KID Museum’s school partnerships and professional development programs have kicked into high gear as educators seek to engage students in meaningful ways during an ongoing pandemic. With most schools planning to be entirely remote this coming year, teachers must combat unprecedented learning loss among our most vulnerable students.
KID Museum is working directly with schools to design hands-on, virtual curriculum and train teachers to successfully deliver it. We piloted this work over the summer, partnering with Montgomery County Public Schools (MCPS) to bring multi-week summer school programming to over 3,000 third through fifth graders from Title I schools, and an additional 500 rising second graders from eight Title I schools through the LEAP program. We worked with MCPS to design curriculum and trained over 250 teachers to deliver a series of lessons that introduced students to STEM and science concepts through making.
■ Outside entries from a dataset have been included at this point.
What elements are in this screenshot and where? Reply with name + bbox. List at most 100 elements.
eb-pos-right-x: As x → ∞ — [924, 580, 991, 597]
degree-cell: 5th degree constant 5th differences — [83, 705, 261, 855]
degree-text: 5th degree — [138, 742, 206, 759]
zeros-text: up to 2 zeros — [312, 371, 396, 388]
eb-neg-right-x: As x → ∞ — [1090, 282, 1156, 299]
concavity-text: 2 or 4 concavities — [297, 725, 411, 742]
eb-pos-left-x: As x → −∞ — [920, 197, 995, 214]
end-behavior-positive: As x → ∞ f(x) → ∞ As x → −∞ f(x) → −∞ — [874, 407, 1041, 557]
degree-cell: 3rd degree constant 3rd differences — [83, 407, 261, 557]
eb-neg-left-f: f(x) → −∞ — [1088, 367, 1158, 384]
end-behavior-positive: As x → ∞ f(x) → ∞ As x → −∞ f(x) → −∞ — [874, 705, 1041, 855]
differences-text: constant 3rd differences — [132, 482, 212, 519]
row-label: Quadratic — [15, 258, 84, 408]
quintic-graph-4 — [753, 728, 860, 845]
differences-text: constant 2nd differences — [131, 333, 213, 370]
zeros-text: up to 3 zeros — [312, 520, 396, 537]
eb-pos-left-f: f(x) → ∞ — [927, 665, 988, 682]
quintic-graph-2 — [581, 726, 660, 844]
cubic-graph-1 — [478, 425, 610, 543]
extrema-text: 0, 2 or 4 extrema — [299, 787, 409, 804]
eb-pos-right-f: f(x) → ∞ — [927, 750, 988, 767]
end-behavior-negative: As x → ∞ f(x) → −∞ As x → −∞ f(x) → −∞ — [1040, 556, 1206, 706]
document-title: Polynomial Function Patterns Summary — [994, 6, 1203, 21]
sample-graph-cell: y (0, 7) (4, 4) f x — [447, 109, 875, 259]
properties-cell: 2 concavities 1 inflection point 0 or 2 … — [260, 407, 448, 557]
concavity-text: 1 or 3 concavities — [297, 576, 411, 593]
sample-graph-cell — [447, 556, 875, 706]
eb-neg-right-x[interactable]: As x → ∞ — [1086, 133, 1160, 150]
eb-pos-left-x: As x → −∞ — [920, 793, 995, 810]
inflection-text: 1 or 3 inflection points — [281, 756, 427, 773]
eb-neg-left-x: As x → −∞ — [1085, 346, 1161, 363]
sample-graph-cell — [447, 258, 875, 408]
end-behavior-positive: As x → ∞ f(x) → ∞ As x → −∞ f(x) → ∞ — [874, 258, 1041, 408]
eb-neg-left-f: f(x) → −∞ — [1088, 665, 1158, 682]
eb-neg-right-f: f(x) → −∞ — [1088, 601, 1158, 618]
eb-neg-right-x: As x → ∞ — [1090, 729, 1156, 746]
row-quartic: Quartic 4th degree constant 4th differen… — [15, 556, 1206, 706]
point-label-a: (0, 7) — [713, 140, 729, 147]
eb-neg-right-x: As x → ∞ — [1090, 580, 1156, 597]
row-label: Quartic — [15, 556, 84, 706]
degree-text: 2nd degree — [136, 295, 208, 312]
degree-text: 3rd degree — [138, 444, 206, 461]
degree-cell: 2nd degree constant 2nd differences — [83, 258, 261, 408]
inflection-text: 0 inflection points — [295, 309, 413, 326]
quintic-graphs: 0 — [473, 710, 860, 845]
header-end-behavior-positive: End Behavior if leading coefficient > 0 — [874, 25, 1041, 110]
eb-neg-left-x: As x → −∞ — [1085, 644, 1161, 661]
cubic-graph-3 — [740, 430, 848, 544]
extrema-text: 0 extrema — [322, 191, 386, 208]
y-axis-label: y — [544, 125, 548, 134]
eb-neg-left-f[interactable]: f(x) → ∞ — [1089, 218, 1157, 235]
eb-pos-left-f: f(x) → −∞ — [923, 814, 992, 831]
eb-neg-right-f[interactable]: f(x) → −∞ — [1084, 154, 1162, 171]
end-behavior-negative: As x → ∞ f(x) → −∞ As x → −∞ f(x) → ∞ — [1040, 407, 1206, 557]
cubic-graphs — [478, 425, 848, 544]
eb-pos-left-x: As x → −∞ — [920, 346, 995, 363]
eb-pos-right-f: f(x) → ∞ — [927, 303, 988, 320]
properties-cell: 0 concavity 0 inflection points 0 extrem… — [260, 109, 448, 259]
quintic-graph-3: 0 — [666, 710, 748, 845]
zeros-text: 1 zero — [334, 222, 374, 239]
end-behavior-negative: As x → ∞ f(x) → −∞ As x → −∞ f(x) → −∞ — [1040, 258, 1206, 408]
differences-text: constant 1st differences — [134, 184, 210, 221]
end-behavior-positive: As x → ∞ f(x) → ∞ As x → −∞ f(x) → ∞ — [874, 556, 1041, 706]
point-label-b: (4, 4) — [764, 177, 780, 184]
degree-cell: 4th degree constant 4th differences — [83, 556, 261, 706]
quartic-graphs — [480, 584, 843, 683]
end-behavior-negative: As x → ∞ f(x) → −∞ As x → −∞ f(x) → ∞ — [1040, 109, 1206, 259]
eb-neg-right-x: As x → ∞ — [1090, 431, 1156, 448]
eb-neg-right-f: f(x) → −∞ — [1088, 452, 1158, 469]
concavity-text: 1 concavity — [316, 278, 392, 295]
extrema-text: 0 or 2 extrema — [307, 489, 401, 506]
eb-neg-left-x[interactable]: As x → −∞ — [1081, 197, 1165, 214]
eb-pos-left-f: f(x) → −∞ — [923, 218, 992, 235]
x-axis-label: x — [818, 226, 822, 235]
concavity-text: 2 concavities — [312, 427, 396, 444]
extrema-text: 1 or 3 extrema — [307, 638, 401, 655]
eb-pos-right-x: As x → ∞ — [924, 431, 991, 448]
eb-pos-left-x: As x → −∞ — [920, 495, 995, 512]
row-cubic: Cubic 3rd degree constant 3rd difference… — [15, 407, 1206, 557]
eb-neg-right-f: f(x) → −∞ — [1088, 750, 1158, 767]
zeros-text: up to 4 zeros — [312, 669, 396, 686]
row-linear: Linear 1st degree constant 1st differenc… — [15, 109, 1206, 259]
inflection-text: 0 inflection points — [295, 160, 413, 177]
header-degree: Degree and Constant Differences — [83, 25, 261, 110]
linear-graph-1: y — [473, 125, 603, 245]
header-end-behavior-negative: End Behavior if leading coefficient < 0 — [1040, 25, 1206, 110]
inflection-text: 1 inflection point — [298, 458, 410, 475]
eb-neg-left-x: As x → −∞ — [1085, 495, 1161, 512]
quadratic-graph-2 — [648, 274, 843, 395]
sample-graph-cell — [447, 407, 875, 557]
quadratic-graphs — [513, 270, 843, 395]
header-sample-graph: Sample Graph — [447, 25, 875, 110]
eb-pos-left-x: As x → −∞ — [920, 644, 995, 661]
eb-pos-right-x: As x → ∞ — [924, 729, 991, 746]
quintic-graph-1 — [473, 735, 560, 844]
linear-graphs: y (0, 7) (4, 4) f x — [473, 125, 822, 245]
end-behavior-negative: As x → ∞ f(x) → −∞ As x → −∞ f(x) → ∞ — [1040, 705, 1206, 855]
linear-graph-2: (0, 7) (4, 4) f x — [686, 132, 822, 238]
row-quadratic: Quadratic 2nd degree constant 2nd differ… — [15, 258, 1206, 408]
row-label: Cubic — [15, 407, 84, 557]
KID Museum educators also teamed up with teachers to deliver content and support classroom learning.
In August, we conducted a multi-day professional development workshop for District of Columbia Public Schools (DCPS) Media Specialists to create maker-based learning experiences for all grades. These lead librarians will now use the knowledge and skills they gained to train librarians from other schools.
With the aim of expanding invention education further, KID Museum is now partnering with Lemelson Center at the National Museum of American History to design a pilot professional development program and develop best practices for educators across the nation.
Throughout this ongoing educational crisis, KID Museum remains committed to being a partner and resource to educators, helping them to reimagine what’s possible virtually, and deepening access to high-quality maker learning experiences for kids across our region and beyond.